Kevin Bretonnel Cohen; Benjamin Glass; Hansel M Greiner; Katherine Holland-Bouley; Shannon Standridge; Ravindra Arya; Robert Faist; Diego Morita; Francesco Mangano; Brian Connolly; Tracy Glauser; John Pestian

doi:10.4137/BII.S38308

Methodological Issues in Predicting Pediatric Epilepsy Surgery Candidates Through Natural Language Processing and Machine Learning

Biomed Inform Insights. 2016 May 22:8:11-8. doi: 10.4137/BII.S38308. eCollection 2016.

Affiliations

¹ Computational Bioscience Program, University of Colorado School of Medicine, Denver, CO, USA.
² Division of Biomedical Informatics, Cincinnati Children's Hospital Medical Center, University of Cincinnati, Cincinnati, OH, USA.
³ Division of Neurology, Cincinnati Children's Hospital Medical Center, University of Cincinnati, Cincinnati, OH, USA.
⁴ Division of Pediatric Neurosurgery, Cincinnati Children's Hospital Medical Center, University of Cincinnati, Cincinnati, OH, USA.

Abstract

We describe the development and evaluation of a system that uses machine learning and natural language processing techniques to identify potential candidates for surgical intervention for drug-resistant pediatric epilepsy.
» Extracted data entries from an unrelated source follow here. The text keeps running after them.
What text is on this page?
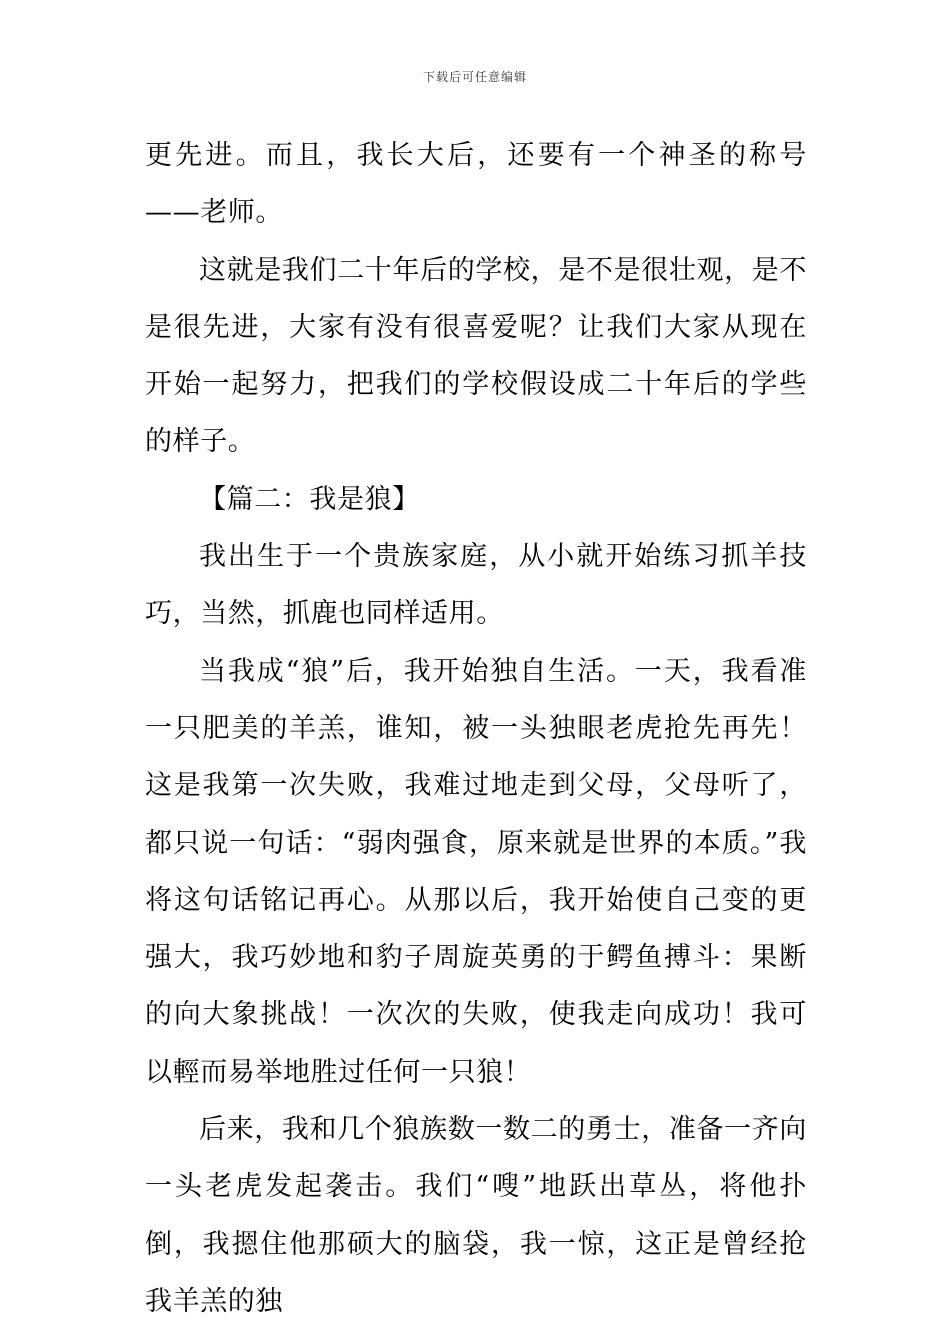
下载后可任意编辑

更先进。而且，我长大后，还要有一个神圣的称号——老师。

这就是我们二十年后的学校，是不是很壮观，是不是很先进，大家有没有很喜爱呢？让我们大家从现在开始一起努力，把我们的学校假设成二十年后的学些的样子。

【篇二：我是狼】

我出生于一个贵族家庭，从小就开始练习抓羊技巧，当然，抓鹿也同样适用。

当我成“狼”后，我开始独自生活。一天，我看准一只肥美的羊羔，谁知，被一头独眼老虎抢先再先！这是我第一次失败，我难过地走到父母，父母听了，都只说一句话：“弱肉强食，原来就是世界的本质。”我将这句话铭记再心。从那以后，我开始使自己变的更强大，我巧妙地和豹子周旋英勇的于鳄鱼搏斗：果断的向大象挑战！一次次的失败，使我走向成功！我可以輕而易举地胜过任何一只狼！

后来，我和几个狼族数一数二的勇士，准备一齐向一头老虎发起袭击。我们“嗖”地跃出草丛，将他扑倒，我摁住他那硕大的脑袋，我一惊，这正是曾经抢我羊羔的独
The data are comprised of free-text clinical notes extracted from the electronic health record (EHR). Both known clinical outcomes from the EHR and manual chart annotations provide gold standards for the patient's status. The following hypotheses are then tested: 1) machine learning methods can identify epilepsy surgery candidates as well as physicians do and 2) machine learning methods can identify candidates earlier than physicians do. These hypotheses are tested by systematically evaluating the effects of the data source, amount of training data, class balance, classification algorithm, and feature set on classifier performance. The results support both hypotheses, with F-measures ranging from 0.71 to 0.82. The feature set, classification algorithm, amount of training data, class balance, and gold standard all significantly affected classification performance. It was further observed that classification performance was better than the highest agreement between two annotators, even at one year before documented surgery referral. The results demonstrate that such machine learning methods can contribute to predicting pediatric epilepsy surgery candidates and reducing lag time to surgery referral.

Keywords: epilepsy; epilepsy surgery; machine learning; natural language processing; neurosurgery.